Anyone see a similarity other than that I repeat myself?
Once again, Aggie men's basketball plays better when the chips are down
Halfway through conference play, the Aggies are right where they want to be.
It's not where New Mexico State basketball fans, or myself, or even other Western Athletic Conference coaches thought they'd be.
But it's where this team needs to be from a mental standpoint: trailing, chasing, playing with a chip on its shoulder.
The Aggies are not, or haven't been, good front runners.
NMSU enters the second half of WAC play one game behind Utah Valley. What makes fans frustrated is the team thoroughly defeated the first-place - and previously WAC unbeaten - Wolverines 72-49 on Saturday at the Pan American Center, showing that NMSU is more than capable of dominating the opposition on the nightly basis.
It begs the question, 'Why can't the Aggies play that way every night?'
"To play that well is something that I think we can build off of and take on the road with us," head coach Marvin Menzies said.
Perhaps the Aggies are just bored. Two nights before trouncing first-place Utah Valley, NMSU toyed with last-place Bakersfield, letting the Roadrunners hang around and allowing an attempted 3-point attempt at the buzzer that could have sent the game into overtime. Of course, the shot was missed, and NMSU hung on for an 89-86 victory.
But if history tells us anything, it's that we shouldn't be surprised by these peaks and valleys.
Under Menzies, the Aggies haven't been a No. 1 seed in the Western Athletic Conference, yet the team has absolutely steamrolled through the league tournament the past two years on its way to the NCAAs. NMSU has won its six WAC Tournament games the past two years by an average of 14.3 points per game. That number grows to 17 points per game in the championship contest, with an NCAA Tournament berth is on the line.

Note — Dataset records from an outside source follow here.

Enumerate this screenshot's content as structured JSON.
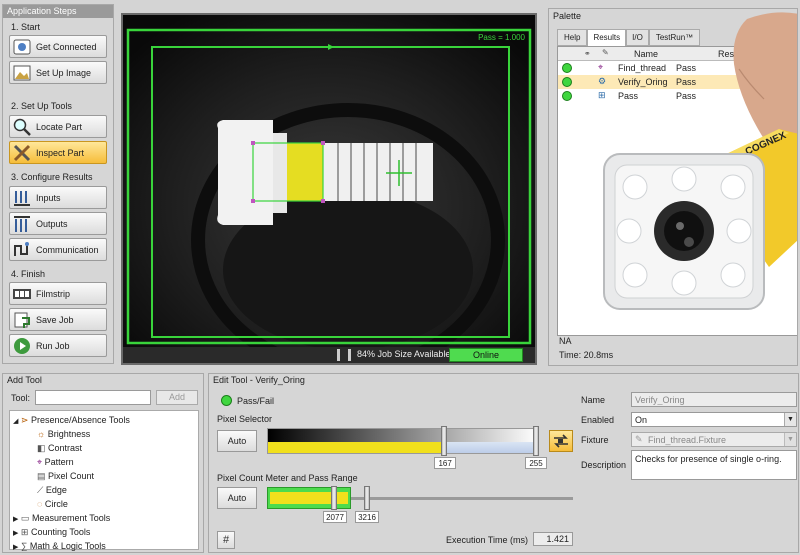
{
  "steps": {
    "title": "Application Steps",
    "s1": "1. Start",
    "get_connected": "Get Connected",
    "set_up_image": "Set Up Image",
    "s2": "2. Set Up Tools",
    "locate_part": "Locate Part",
    "inspect_part": "Inspect Part",
    "s3": "3. Configure Results",
    "inputs": "Inputs",
    "outputs": "Outputs",
    "communication": "Communication",
    "s4": "4. Finish",
    "filmstrip": "Filmstrip",
    "save_job": "Save Job",
    "run_job": "Run Job"
  },
  "image": {
    "pass_label": "Pass = 1.000",
    "job_size": "84% Job Size Available",
    "status": "Online"
  },
  "palette": {
    "title": "Palette",
    "tabs": [
      "Help",
      "Results",
      "I/O",
      "TestRun™"
    ],
    "columns": {
      "name": "Name",
      "result": "Result"
    },
    "rows": [
      {
        "name": "Find_thread",
        "result": "Pass"
      },
      {
        "name": "Verify_Oring",
        "result": "Pass"
      },
      {
        "name": "Pass",
        "result": "Pass"
      }
    ],
    "na": "NA",
    "time": "Time: 20.8ms",
    "camera_brand": "COGNEX"
  },
  "add_tool": {
    "title": "Add Tool",
    "tool_label": "Tool:",
    "add_button": "Add",
    "tree": {
      "presence": "Presence/Absence Tools",
      "children": [
        "Brightness",
        "Contrast",
        "Pattern",
        "Pixel Count",
        "Edge",
        "Circle"
      ],
      "measurement": "Measurement Tools",
      "counting": "Counting Tools",
      "math": "Math & Logic Tools"
    }
  },
  "edit_tool": {
    "title": "Edit Tool - Verify_Oring",
    "pass_fail": "Pass/Fail",
    "pixel_selector": "Pixel Selector",
    "auto": "Auto",
    "sel_low": "167",
    "sel_high": "255",
    "sel_low_value": 167,
    "sel_high_value": 255,
    "sel_max": 255,
    "meter_label": "Pixel Count Meter and Pass Range",
    "range_low": "2077",
    "range_high": "3216",
    "exec_label": "Execution Time (ms)",
    "exec_value": "1.421"
  },
  "props": {
    "name_label": "Name",
    "name_value": "Verify_Oring",
    "enabled_label": "Enabled",
    "enabled_value": "On",
    "fixture_label": "Fixture",
    "fixture_value": "Find_thread.Fixture",
    "description_label": "Description",
    "description_value": "Checks for presence of single o-ring."
  },
  "colors": {
    "pass_green": "#39d43b",
    "accent_yellow": "#f1e01c",
    "active_orange": "#f6bd3a"
  }
}
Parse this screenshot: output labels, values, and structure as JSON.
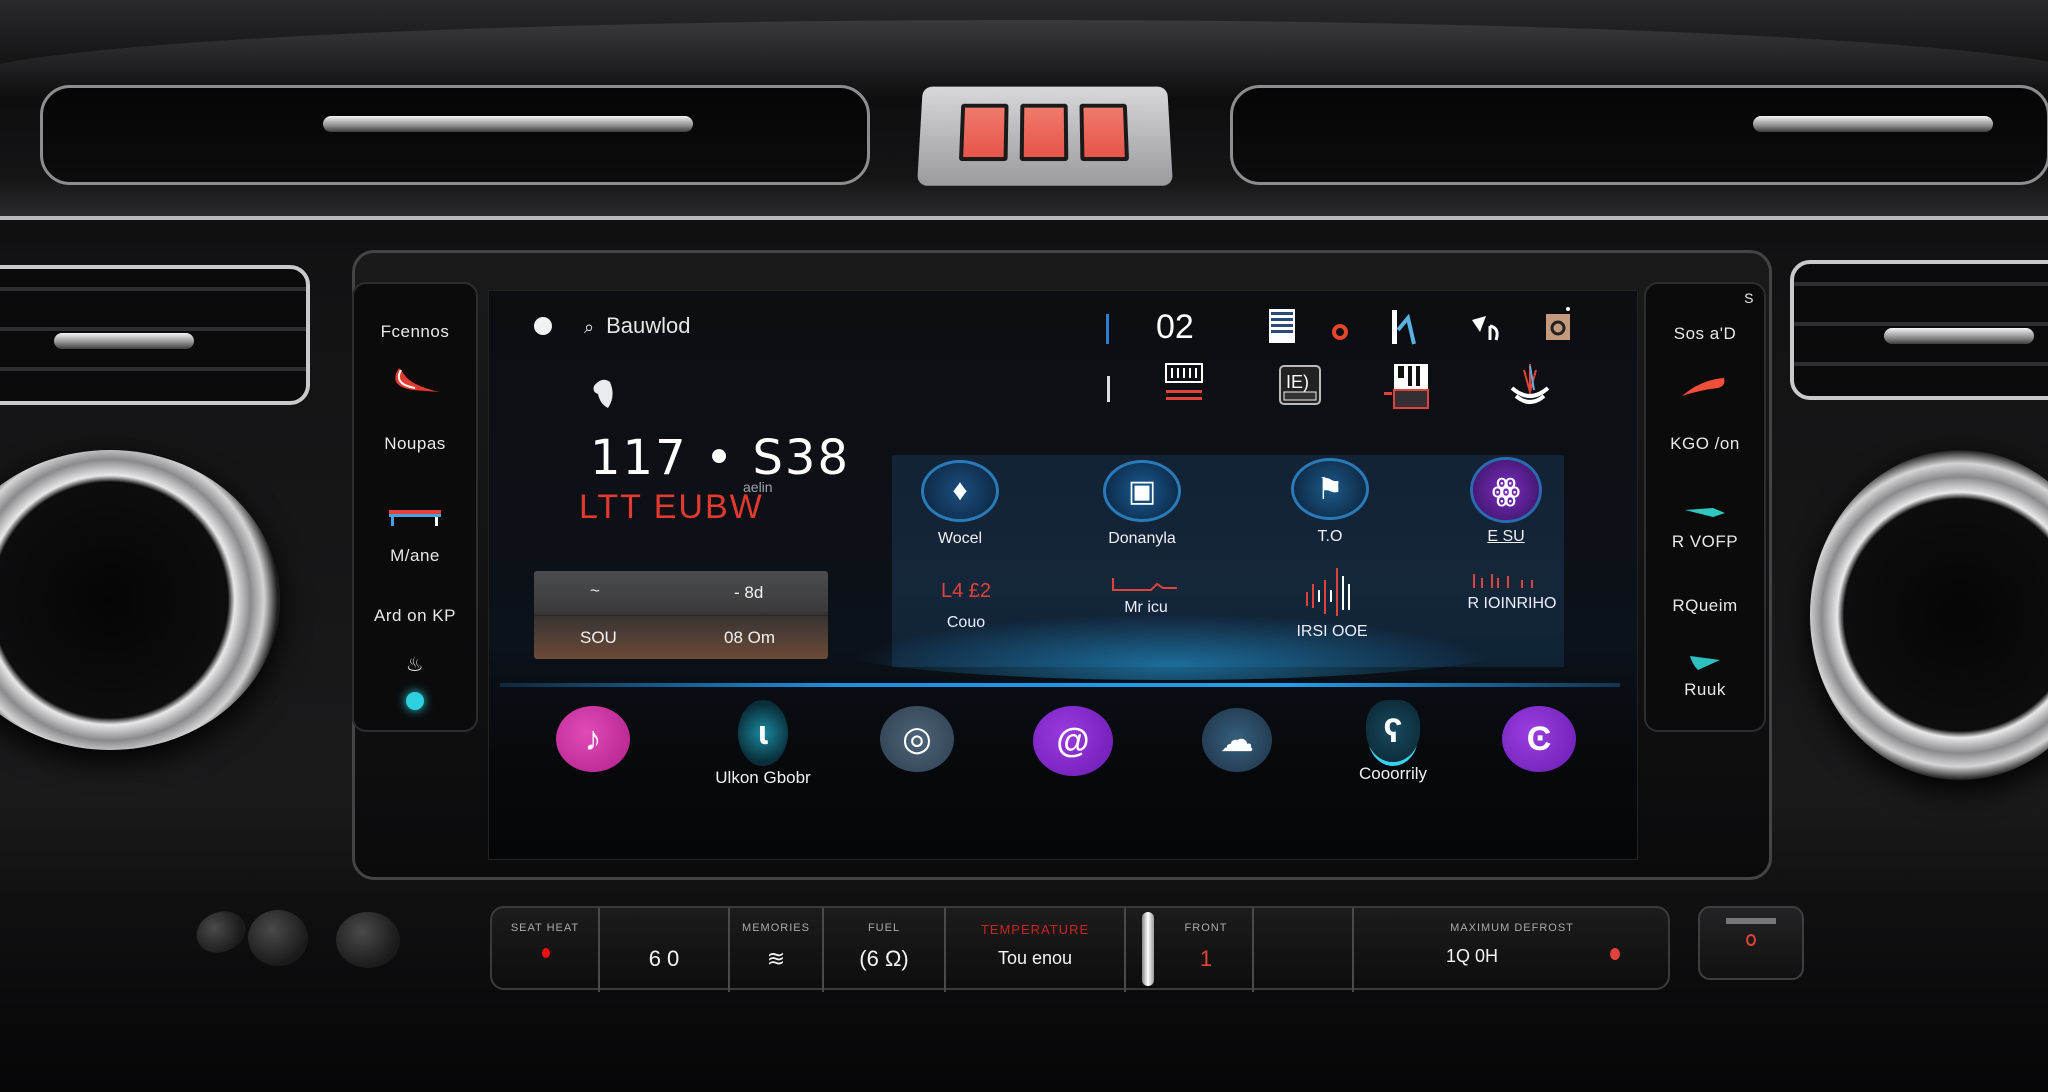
{
  "hazard": {
    "segments": 3,
    "color": "#ef6c5e"
  },
  "left_panel": {
    "items": [
      {
        "label": "Fcennos",
        "icon": "swoosh-icon",
        "icon_color": "#e33b31"
      },
      {
        "label": "Noupas",
        "icon": "",
        "icon_color": ""
      },
      {
        "label": "M/ane",
        "icon": "temperature-bar-icon",
        "icon_color": "#e0433a"
      },
      {
        "label": "Ard on KP",
        "icon": "fan-icon",
        "icon_color": "#ffffff"
      }
    ],
    "indicator_color": "#2fd0e0"
  },
  "right_panel": {
    "top_glyph": "S",
    "items": [
      {
        "label": "Sos a'D",
        "icon": "red-swoosh-icon",
        "icon_color": "#f0503a"
      },
      {
        "label": "KGO /on",
        "icon": "",
        "icon_color": ""
      },
      {
        "label": "R VOFP",
        "icon": "teal-arrow-icon",
        "icon_color": "#2ec8c0"
      },
      {
        "label": "RQueim",
        "icon": "teal-wing-icon",
        "icon_color": "#2ec0c0"
      },
      {
        "label": "Ruuk",
        "icon": "",
        "icon_color": ""
      }
    ]
  },
  "status": {
    "source_label": "Bauwlod",
    "clock": "117 • S38",
    "clock_sub": "aelin",
    "caption": "LTT EUBW",
    "accent_red": "#e23a2e"
  },
  "info_card": {
    "rows": [
      {
        "left": "~",
        "right": "- 8d"
      },
      {
        "left": "SOU",
        "right": "08 Om"
      }
    ]
  },
  "top_icons": {
    "number": "02",
    "row1": [
      "list-icon",
      "red-phone-icon",
      "signal-icon",
      "share-icon",
      "media-card-icon"
    ],
    "row2": [
      "radio-icon",
      "display-icon",
      "sd-card-icon",
      "broadcast-icon"
    ]
  },
  "app_tiles": [
    {
      "label": "Wocel",
      "icon": "map-pin-icon",
      "color": "#1b4f80",
      "metric_label": "Couo",
      "metric_value": "L4 £2"
    },
    {
      "label": "Donanyla",
      "icon": "calendar-icon",
      "color": "#1a5b92",
      "metric_label": "Mr icu",
      "metric_value": ""
    },
    {
      "label": "T.O",
      "icon": "flag-icon",
      "color": "#1c5a8a",
      "metric_label": "IRSI OOE",
      "metric_value": ""
    },
    {
      "label": "E SU",
      "icon": "profile-icon",
      "color": "#5a2a8a",
      "metric_label": "R IOINRIHO",
      "metric_value": ""
    }
  ],
  "dock": [
    {
      "label": "",
      "icon": "music-icon",
      "color": "#c22c9a"
    },
    {
      "label": "Ulkon Gbobr",
      "icon": "voice-icon",
      "color": "#0f4858"
    },
    {
      "label": "",
      "icon": "phone-icon",
      "color": "#3e5266"
    },
    {
      "label": "",
      "icon": "message-icon",
      "color": "#7a2ac0"
    },
    {
      "label": "",
      "icon": "climate-icon",
      "color": "#27435e"
    },
    {
      "label": "Cooorrily",
      "icon": "person-icon",
      "color": "#0f3446"
    },
    {
      "label": "",
      "icon": "camera-icon",
      "color": "#7d2fc0"
    }
  ],
  "lower_controls": [
    {
      "caption": "SEAT HEAT",
      "value": "",
      "indicator": "#e11"
    },
    {
      "caption": "",
      "value": "6 0"
    },
    {
      "caption": "MEMORIES",
      "value": "≋"
    },
    {
      "caption": "FUEL",
      "value": "(6 Ω)"
    },
    {
      "caption": "TEMPERATURE",
      "value": "Tou enou",
      "caption_color": "#c8261c"
    },
    {
      "caption": "FRONT",
      "value": "1"
    },
    {
      "caption": "",
      "value": ""
    },
    {
      "caption": "MAXIMUM DEFROST",
      "value": "1Q 0H"
    }
  ]
}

This year's team has shown the same pattern.
Consider they played their worst non-conference game of the year in a Dec. 7 home loss to rival New Mexico, only to bounce back and beat the Lobos in The Pit for the second time in three years.
Once WAC play opened this season, the Aggies beat Grand Canyon, Seattle and Idaho by an average of 27.5 points per game, sparking talk of an unbeaten run through conference play. That belief quickly dissipated, however, following back-to-back road losses at Chicago State and Missouri-Kansas City, probably the two worst defeats the program's taken under Menzies.
"Coming into the year, with the talk of going undefeated and things of that nature, based off the lack of knowledge of the other teams was presumptuous," Menzies said. "Everybody is off that bandwagon of conversation with (Utah Valley) falling. Someone is going to win this thing with a some losses. You are going to get everybody's best attempt on any given night."
The gap in physical talent was immense on Saturday. The Aggies jumped out on Utah Valley early and gradually wore the Wolverines down.
It's a pattern the Aggies need to repeat in the second half of conference play.
"We respected (Utah Valley) and I feel like when we lost those two games a few weeks ago, we didn't respect them," NMSU center Tshilidzi Nephawe said. "We felt we are on top of the WAC and we would go beat everybody up."
Nephawe said the Aggies were hungry Saturday and he's looking forward to the rematch against Chicago State and UMKC in mid-February.
Basketball fans may not like the pattern, but at least the Aggies are playing like the WAC's superior team again.